Kasus kekerasan terbaru terjadi pada Rabu dinihari sekitar pukul 00.30 di Jalan Kemang Raya Jembatan Krukut. Haritz Ardiansyah yang malam itu memakai seragam NET tengah meliput peristiwa banjir.
Dia mengambil gambar jalanan, lalu lintas, kendaraan yang terkena banjir dan yang mogok.
Saat sedang mengambil gambar mobil Mini Cooper (nomor polisi B 909 JCW) yang tengah mogok, tiba-tiba seorang yang sedang di dekat mobil tersebut menghampiri Haritz dan memukul wajahnya bagian kiri.

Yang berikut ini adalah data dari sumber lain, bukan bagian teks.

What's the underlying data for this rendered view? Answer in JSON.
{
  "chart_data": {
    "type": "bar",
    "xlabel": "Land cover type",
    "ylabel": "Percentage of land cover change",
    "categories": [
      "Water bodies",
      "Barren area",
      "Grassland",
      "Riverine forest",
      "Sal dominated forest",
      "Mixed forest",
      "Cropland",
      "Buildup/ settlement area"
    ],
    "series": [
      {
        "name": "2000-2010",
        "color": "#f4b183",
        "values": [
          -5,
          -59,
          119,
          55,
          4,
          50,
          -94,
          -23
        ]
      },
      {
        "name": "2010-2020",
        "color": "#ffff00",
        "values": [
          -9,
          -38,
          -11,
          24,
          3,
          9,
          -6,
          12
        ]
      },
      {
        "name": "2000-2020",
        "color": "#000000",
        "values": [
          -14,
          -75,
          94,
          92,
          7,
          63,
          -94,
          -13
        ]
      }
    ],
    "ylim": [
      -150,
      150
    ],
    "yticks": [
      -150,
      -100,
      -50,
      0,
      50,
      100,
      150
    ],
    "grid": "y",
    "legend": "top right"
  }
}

Dia juga meludahi Haritz. Pelaku mengatakan tidak suka diambil gambarnya.
Haritz mencoba berdamai dan akan menghapus gambar bagian mereka. Saat sedang menghapus, tiba-tiba pelaku merampas kamera dan terjadi tarik-tarikan yang berakibat patahnya viewfinder kamera.
Pelaku kemudian juga memukul mobil peliputan NET hingga penyok. Selain mobil Mini Cooper, juga ada Pajero yang masuk rombongan tersebut (nomor polisi B 909 JAA).

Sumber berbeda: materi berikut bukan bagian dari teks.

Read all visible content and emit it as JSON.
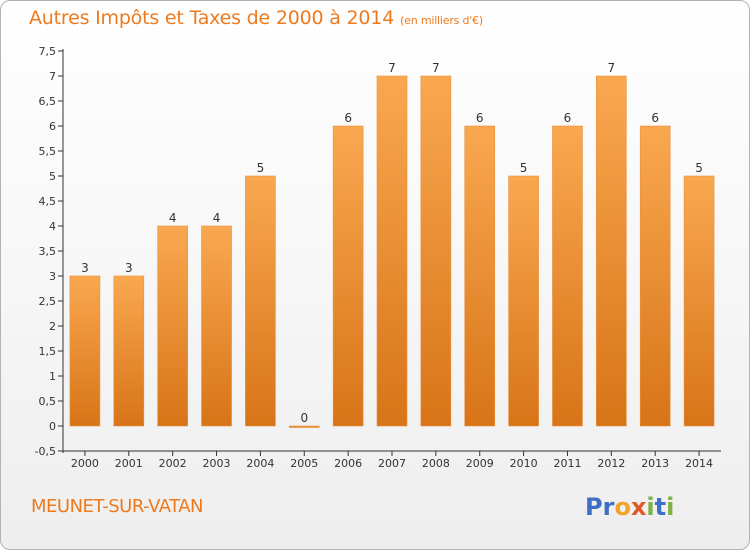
{
  "header": {
    "title": "Autres Impôts et Taxes de 2000 à 2014",
    "subtitle": "(en milliers d'€)"
  },
  "footer": {
    "commune": "MEUNET-SUR-VATAN"
  },
  "logo": {
    "letters": [
      "P",
      "r",
      "o",
      "x",
      "i",
      "t",
      "i"
    ],
    "colors": [
      "#3d6fc4",
      "#3d6fc4",
      "#f2a32a",
      "#e05a25",
      "#7cb342",
      "#3d6fc4",
      "#7cb342"
    ]
  },
  "chart_data": {
    "type": "bar",
    "categories": [
      "2000",
      "2001",
      "2002",
      "2003",
      "2004",
      "2005",
      "2006",
      "2007",
      "2008",
      "2009",
      "2010",
      "2011",
      "2012",
      "2013",
      "2014"
    ],
    "values": [
      3,
      3,
      4,
      4,
      5,
      0,
      6,
      7,
      7,
      6,
      5,
      6,
      7,
      6,
      5
    ],
    "data_labels": [
      "3",
      "3",
      "4",
      "4",
      "5",
      "0",
      "6",
      "7",
      "7",
      "6",
      "5",
      "6",
      "7",
      "6",
      "5"
    ],
    "ylim": [
      -0.5,
      7.5
    ],
    "yticks": [
      -0.5,
      0,
      0.5,
      1,
      1.5,
      2,
      2.5,
      3,
      3.5,
      4,
      4.5,
      5,
      5.5,
      6,
      6.5,
      7,
      7.5
    ],
    "ytick_labels": [
      "-0,5",
      "0",
      "0,5",
      "1",
      "1,5",
      "2",
      "2,5",
      "3",
      "3,5",
      "4",
      "4,5",
      "5",
      "5,5",
      "6",
      "6,5",
      "7",
      "7,5"
    ],
    "title": "Autres Impôts et Taxes de 2000 à 2014",
    "xlabel": "",
    "ylabel": "",
    "grid": false,
    "colors": {
      "bar_top": "#f9a850",
      "bar_bottom": "#d87418",
      "bar_edge": "#e8913c",
      "text": "#333333",
      "axis": "#333333"
    }
  }
}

Teman-teman pelaku kemudian melerai. Haritz dan sopir NET kemudian melapor ke Polres Metro Jakarta Selatan. Ketika polisi dan pengemudi NET kembali ke lokasi, mobil tersebut sudah tidak ada.

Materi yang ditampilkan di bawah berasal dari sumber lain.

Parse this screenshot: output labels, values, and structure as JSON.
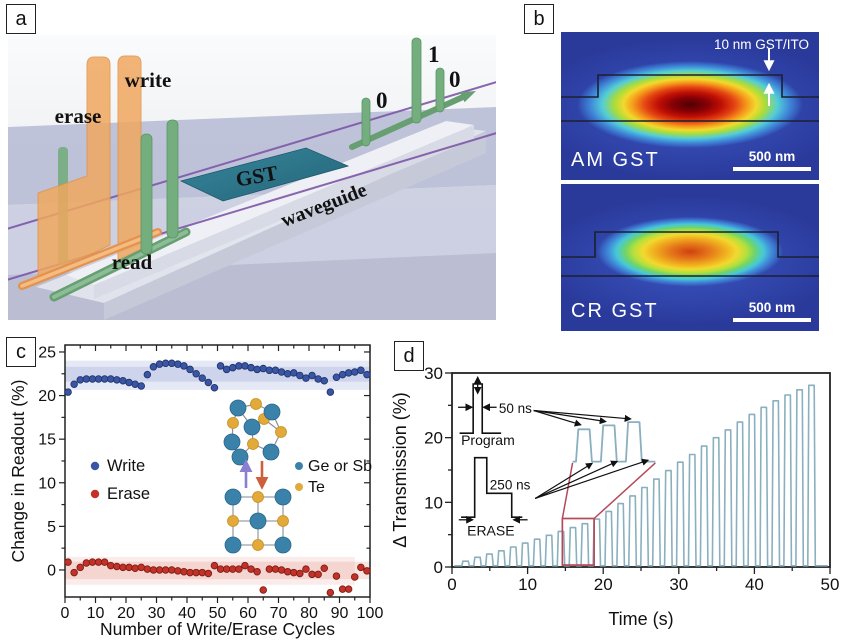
{
  "panel_labels": {
    "a": "a",
    "b": "b",
    "c": "c",
    "d": "d"
  },
  "panel_a": {
    "labels": {
      "erase": "erase",
      "write": "write",
      "read": "read",
      "gst": "GST",
      "waveguide": "waveguide"
    },
    "bits": [
      "0",
      "1",
      "0"
    ],
    "colors": {
      "pulse_orange": "#f0a75f",
      "pulse_orange_edge": "#e09448",
      "pulse_green": "#74ad7e",
      "pulse_green_edge": "#5a9465",
      "gst_teal": "#2f7b92",
      "line_purple": "#7e57a8"
    }
  },
  "panel_b": {
    "annotation": "10 nm GST/ITO",
    "top": {
      "label": "AM GST",
      "scale_bar": "500 nm"
    },
    "bottom": {
      "label": "CR GST",
      "scale_bar": "500 nm"
    },
    "colors": {
      "background": "#2c3ba0"
    }
  },
  "chart_data": [
    {
      "panel": "c",
      "type": "scatter",
      "xlabel": "Number of Write/Erase Cycles",
      "ylabel": "Change in Readout (%)",
      "xlim": [
        0,
        100
      ],
      "ylim": [
        -3.1,
        25.8
      ],
      "xticks": [
        0,
        10,
        20,
        30,
        40,
        50,
        60,
        70,
        80,
        90,
        100
      ],
      "yticks": [
        0,
        5,
        10,
        15,
        20,
        25
      ],
      "xminor_step": 5,
      "yminor_step": 2.5,
      "grid": false,
      "x": [
        1,
        3,
        5,
        7,
        9,
        11,
        13,
        15,
        17,
        19,
        21,
        23,
        25,
        27,
        29,
        31,
        33,
        35,
        37,
        39,
        41,
        43,
        45,
        47,
        49,
        51,
        53,
        55,
        57,
        59,
        61,
        63,
        65,
        67,
        69,
        71,
        73,
        75,
        77,
        79,
        81,
        83,
        85,
        87,
        89,
        91,
        93,
        95,
        97,
        99
      ],
      "series": [
        {
          "name": "Write",
          "color": "#3a55a4",
          "edge": "#22366e",
          "y": [
            20.4,
            21.3,
            21.8,
            21.9,
            21.9,
            21.9,
            21.9,
            21.9,
            21.8,
            21.7,
            21.5,
            21.3,
            21.1,
            22.4,
            23.3,
            23.6,
            23.7,
            23.7,
            23.6,
            23.4,
            23.0,
            22.5,
            22.0,
            21.5,
            20.9,
            23.4,
            23.0,
            23.2,
            23.4,
            23.4,
            23.2,
            23.0,
            23.1,
            22.9,
            22.9,
            22.7,
            22.5,
            22.6,
            22.3,
            22.0,
            22.3,
            21.9,
            21.7,
            20.4,
            22.1,
            22.4,
            22.6,
            22.7,
            22.9,
            22.4
          ]
        },
        {
          "name": "Erase",
          "color": "#c23229",
          "edge": "#7e1d16",
          "y": [
            0.9,
            -0.3,
            0.3,
            0.8,
            0.9,
            0.9,
            0.9,
            0.5,
            0.4,
            0.3,
            0.3,
            0.2,
            0.3,
            0.1,
            0.0,
            0.0,
            0.0,
            0.0,
            -0.1,
            -0.2,
            -0.3,
            -0.3,
            -0.3,
            -0.4,
            0.5,
            0.1,
            0.1,
            0.1,
            0.1,
            0.5,
            0.1,
            -0.2,
            -2.3,
            0.1,
            0.1,
            0.0,
            -0.2,
            -0.3,
            -0.4,
            0.1,
            -0.5,
            -0.5,
            0.2,
            -2.6,
            -0.7,
            -2.2,
            -2.2,
            -0.8,
            0.3,
            -0.1
          ]
        }
      ],
      "bands": [
        {
          "x0": 0,
          "x1": 100,
          "y0": 20.65,
          "y1": 24.0,
          "color": "rgba(125,142,205,0.20)"
        },
        {
          "x0": 0,
          "x1": 100,
          "y0": 21.6,
          "y1": 23.3,
          "color": "rgba(125,142,205,0.22)"
        },
        {
          "x0": 0,
          "x1": 95,
          "y0": -1.7,
          "y1": 1.5,
          "color": "rgba(226,150,140,0.18)"
        },
        {
          "x0": 0,
          "x1": 100,
          "y0": -1.05,
          "y1": 0.95,
          "color": "rgba(222,130,120,0.22)"
        }
      ],
      "legend": [
        {
          "label": "Write",
          "color": "#3a55a4"
        },
        {
          "label": "Erase",
          "color": "#c23229"
        }
      ],
      "inset_legend": [
        {
          "label": "Ge or Sb",
          "color": "#3b82ab",
          "edge": "#2a6688"
        },
        {
          "label": "Te",
          "color": "#e2a93b",
          "edge": "#c8901f"
        }
      ],
      "inset_arrow_up_color": "#8b7fd0",
      "inset_arrow_down_color": "#cd5f3d"
    },
    {
      "panel": "d",
      "type": "line",
      "xlabel": "Time (s)",
      "ylabel": "Δ Transmission (%)",
      "xlim": [
        0,
        50
      ],
      "ylim": [
        0,
        30
      ],
      "xticks": [
        0,
        10,
        20,
        30,
        40,
        50
      ],
      "yticks": [
        0,
        10,
        20,
        30
      ],
      "xminor_step": 5,
      "yminor_step": 5,
      "grid": false,
      "line_color": "#8aafbe",
      "pulses": {
        "start": 1.3,
        "period": 1.578,
        "width": 0.85,
        "baseline": 0.18,
        "amplitudes": [
          0.9,
          1.5,
          2.0,
          2.5,
          3.1,
          3.7,
          4.3,
          4.9,
          5.5,
          6.1,
          6.7,
          7.4,
          8.6,
          9.8,
          11.0,
          12.3,
          13.6,
          14.9,
          16.2,
          17.4,
          18.7,
          20.0,
          21.2,
          22.4,
          23.6,
          24.7,
          25.7,
          26.6,
          27.4,
          28.1
        ]
      },
      "inset": {
        "program_label": "Program",
        "program_width_label": "50 ns",
        "erase_label": "ERASE",
        "erase_width_label": "250 ns",
        "zoom_box": {
          "x0": 14.6,
          "x1": 18.8,
          "y0": 0.3,
          "y1": 7.5
        },
        "zoom_box_color": "#b5485a",
        "zoom_baseline": 16.3,
        "zoom_pulse_tops": [
          21.3,
          21.9,
          22.4
        ],
        "zoom_pulse_starts": [
          16.4,
          19.7,
          23.0
        ],
        "zoom_pulse_width": 1.8
      }
    }
  ]
}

Menurut Koordinator Divisi Advokasi AJI Jakarta Erick Tanjung jurnalis memajukan demokrasi dengan menyajikan informasi yang akurat kepada masyarakat. Bila dihalang-halangi, apalagi dipukuli, jurnalis tidak bisa bekerja dengan aman untuk mengambil gambar.
Karena itu pelaku kekerasan melecehkan profesi jurnalis yang dilindungi oleh Undang-Undang Pers. Pasal 8 menyatakan jurnalis mendapat perlindungan hukum selama kegiatan jurnalistik: mencari bahan berita, memperoleh, memiliki, menyimpan, mengolah, hingga menyampaikan informasi yang didapat kepada publik. Pers juga berfungsi sebagai media informasi, pendidikan, dan kontrol sosial.
Selain bisa dijerat dengan pasal pidana KUHP, menurut Erick, pelaku kekerasan terhadap jurnalis dapat dijerat Pasal 18 UU Pers karena mereka secara melawan hukum dengan sengaja melakukan tindakan yang berakibat menghambat atau menghalang-halangi kemerdekaan pers dan kerja-kerja jurnalistik. Ancamannya hukuman dua tahun penjara atau denda Rp500 juta.
“Kami minta masyarakat tidak menjadikan jurnalis sebagai sasaran kekerasan,“ kata Erick.
“Bila ada masalah selesaikan secara beradab, bukan main pukul sendiri,” Erick menambahkan.